En cuarto lugar, Castro saca de contexto el pasaje sin poner al lector al corriente de los antecedentes, que, tenidos en cuenta, dan una visión diferente de la supuesta «tolerancia islámica». El pasaje se inserta en el arranque del tercer acto en que se nos cuenta que los españoles van a celebrar la Pascua de Resurrección y cómo van entrando en el local al efecto para asistir a la misa, que es lo que provoca el diálogo de Osorio y Vivanco, de los que, por cierto, Castro oculta al lector el hecho relevante de que se trata de dos cautivos. Pero antes de ese diálogo, nos enteramos de que la asistencia a misa está controlada y vigilada por los moros, en el escenario teatral representados por una guardián moro y otro moro. Pero eso no es todo. Además los cristianos son sometidos a la humillación de que se les cobre por entrar a oír misa.

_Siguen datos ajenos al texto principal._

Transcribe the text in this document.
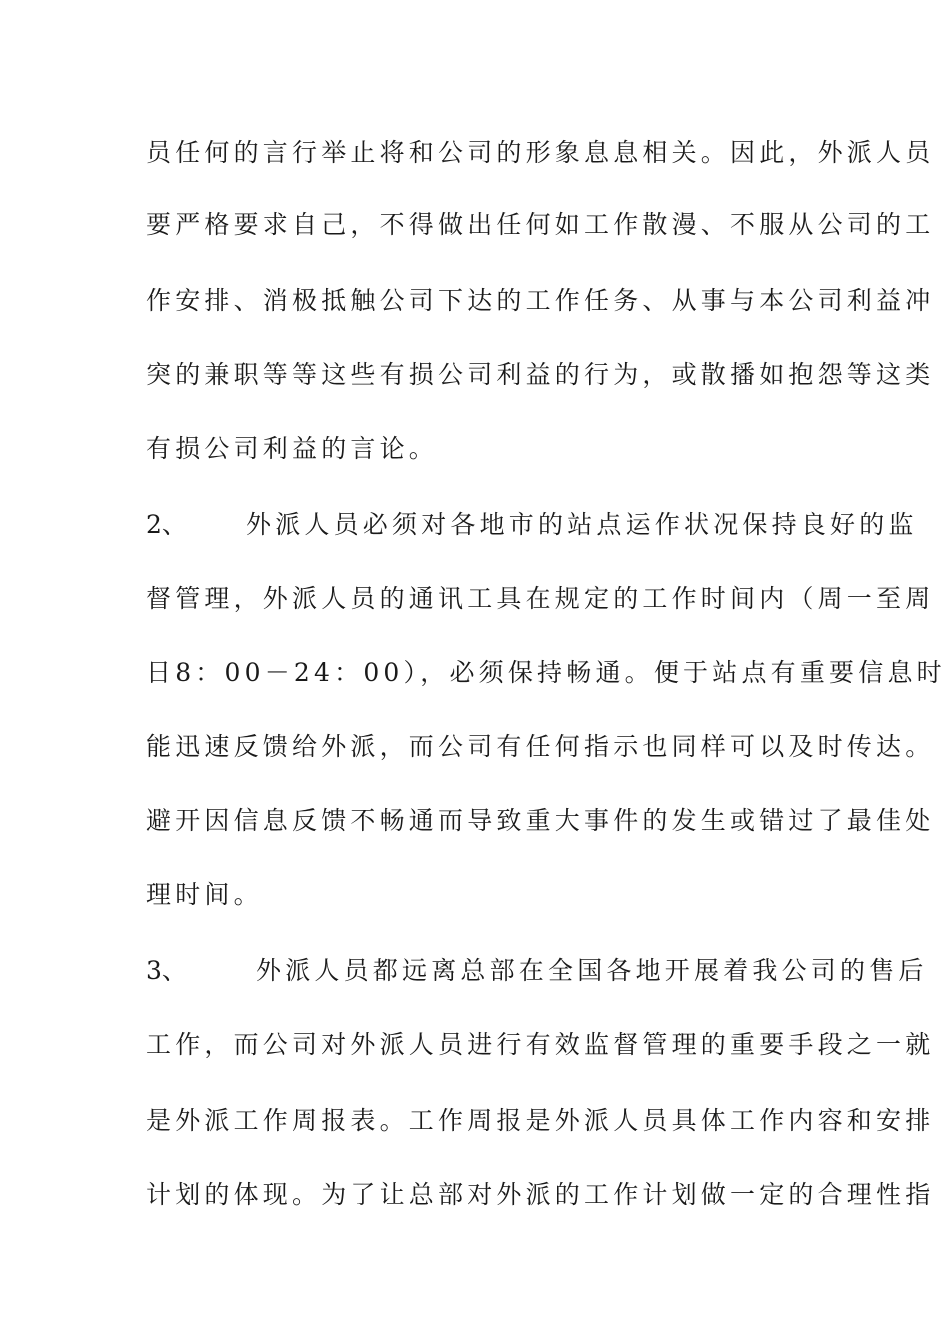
员任何的言行举止将和公司的形象息息相关。因此，外派人员
要严格要求自己，不得做出任何如工作散漫、不服从公司的工
作安排、消极抵触公司下达的工作任务、从事与本公司利益冲
突的兼职等等这些有损公司利益的行为，或散播如抱怨等这类
有损公司利益的言论。
2、 外派人员必须对各地市的站点运作状况保持良好的监
督管理，外派人员的通讯工具在规定的工作时间内（周一至周
日8：00－24：00），必须保持畅通。便于站点有重要信息时
能迅速反馈给外派，而公司有任何指示也同样可以及时传达。
避开因信息反馈不畅通而导致重大事件的发生或错过了最佳处
理时间。
3、	外派人员都远离总部在全国各地开展着我公司的售后
工作，而公司对外派人员进行有效监督管理的重要手段之一就
是外派工作周报表。工作周报是外派人员具体工作内容和安排
计划的体现。为了让总部对外派的工作计划做一定的合理性指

De hecho, la tercera jornada comienza con una escena en que el guardián moro, el Guardián Bají, le manda a otro moro que no deje entrar a los cristianos que no paguen por ello dos ásperos, aproximadamente un real. El moro responde alardeando de haber recaudado veinticinco ducados por este concepto en la Pascua de Navidad. A los que no tienen dinero los despachan sin miramientos y hasta tratándolos con desprecio. Tal es lo que le sucede a un cristiano, al padre de dos niños, Juanito y Francisquito, los tres traídos recientemente como cautivos y esclavos, quien, no estando al corriente de esta costumbre mora, va a entrar pensando que la entrada es libre. Inmediatamente le interceptan el paso, le ordenan que pague y, como no tiene dinero, le mandan, en un tono vejatorio, que se largue: «Pues ve y ahórcate». Finalmente, puede entrar porque Don Lope se ofrece a pagar por él.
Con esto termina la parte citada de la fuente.